China opening-up fuels global hopes
As nation returns to full-scale economic activity, expectations rise for world recovery
The vestiges of COVID-19 pandemic-related international travel restrictions have ebbed on Jan 8 with China opening up to the world again. Since the world’s second-largest economy and the biggest manufacturing power is crucial for global economic stability, the news made the headlines all over the globe.
And as the nation returns to fullcapacity production in its factories, farms and general services, it has raised hopes that the world will return to win-win trade and economic development.
In the almost three years of travel restrictions, world trade and tourism have suffered immeasurably, making revival of the global economy a big challenge. But with the main driver of global growth back on the world economic stage, expectations of a full-scale worldwide recovery are rising.
China is expected to contribute to about 30 percent of the global growth in 2022 and 2023 based on indicators of inflation-adjusted estimates. Still, the nation’s absence from the global economic stage for a long time has left a yawning vacuum, and its return to the stage has come as a big relief.
In so many ways, China demonstrated it is committed to protecting people’s lives and health by implementing strict measures to contain the pandemic. Even though the pandemic struck without warning, China picked up the gauntlet and fought back courageously. The quick, splitsecond strategies and steps encouraged the world to fight the virus and, in the end, achieve victory.
China first ordered the lockdown of Wuhan in 2020. The move was followed by the implementation of strict prevention and control measures, including lockdowns, in many places.
The lightning speed at which China built new hospitals, converted facilities into temporary healthcare centers and recruited volunteers, medical experts, military personnel and others to fight the pandemic was simply amazing.
While the Chinese government stood with the people, encouraging them to keep fighting the virus, many medical experts sacrificed their lives to save those of others.

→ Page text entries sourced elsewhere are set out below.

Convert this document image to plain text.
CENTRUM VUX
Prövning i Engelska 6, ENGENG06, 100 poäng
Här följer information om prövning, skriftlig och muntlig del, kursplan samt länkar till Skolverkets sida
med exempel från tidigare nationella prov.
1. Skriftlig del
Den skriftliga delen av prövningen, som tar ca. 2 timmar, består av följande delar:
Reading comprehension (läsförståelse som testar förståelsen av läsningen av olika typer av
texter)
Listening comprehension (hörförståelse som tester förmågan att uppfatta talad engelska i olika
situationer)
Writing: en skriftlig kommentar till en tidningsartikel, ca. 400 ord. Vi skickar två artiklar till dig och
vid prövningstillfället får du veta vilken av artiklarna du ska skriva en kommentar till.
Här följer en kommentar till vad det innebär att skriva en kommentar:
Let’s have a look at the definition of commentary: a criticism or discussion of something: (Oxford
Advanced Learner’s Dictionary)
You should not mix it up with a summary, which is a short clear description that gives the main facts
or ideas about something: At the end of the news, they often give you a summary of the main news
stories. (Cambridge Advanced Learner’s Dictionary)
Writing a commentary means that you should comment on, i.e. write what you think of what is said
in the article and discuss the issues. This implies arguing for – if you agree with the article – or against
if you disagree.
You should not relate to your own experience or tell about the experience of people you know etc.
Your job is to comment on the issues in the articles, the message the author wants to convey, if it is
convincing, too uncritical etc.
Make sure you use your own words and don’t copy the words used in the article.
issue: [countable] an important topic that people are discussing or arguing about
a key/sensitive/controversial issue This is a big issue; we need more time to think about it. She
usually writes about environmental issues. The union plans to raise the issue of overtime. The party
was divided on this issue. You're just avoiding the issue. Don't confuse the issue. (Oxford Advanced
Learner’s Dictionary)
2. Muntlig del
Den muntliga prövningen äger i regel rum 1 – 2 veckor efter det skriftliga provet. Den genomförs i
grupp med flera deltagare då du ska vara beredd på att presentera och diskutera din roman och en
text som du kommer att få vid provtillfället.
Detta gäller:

But after the variants and subvariants of the novel coronavirus became less lethal — but more infectious, China’s central authorities announced that the people need to better balance economic development with anti-pandemic measures.
Despite facing multiple challenges on multiple fronts, China continued working with the international community to contain the virus, and the strategies China worked out to contain the pandemic were later adopted by other countries.
According to the Chinese foreign ministry, the country also sent medical experts to 38 countries to assist them to control the spread of the virus and supported over 180 countries and international organizations with treatment protocols and containment methods. It followed this up with the sending of COVID-19 vaccines (a large percentage for free) and later outsourced the production of Sinovac vaccines to companies in Egypt, Algeria, the United Arab Emirates, Serbia, Indonesia, Morocco, and Brazil.
In March 2020, China donated $20 million to the World Health Organization, or WHO, and followed it up with another $30 million in April and a $2 billion pledge in May that same year. All these were in the face of the United States’ withdrawal from the WHO (a move that was later reversed) and its refusal to assist the agency at such a trying moment. Altogether, China gave over $2.2 billion doses of vaccines to 120 countries and international bodies, including the WHO.
China has spared no efforts in fighting the virus, and learned that despite the advances made by medical science, human beings have to cohabit with the virus.
China has been at the forefront of scientific and technological development, including in medical equipment production and medical know-how, with the goal of reducing the threat from the pandemic. Since resilience and adaptability are the most potent weapons of conquest at man’s disposal, China and the rest of the world will be just fine from now on.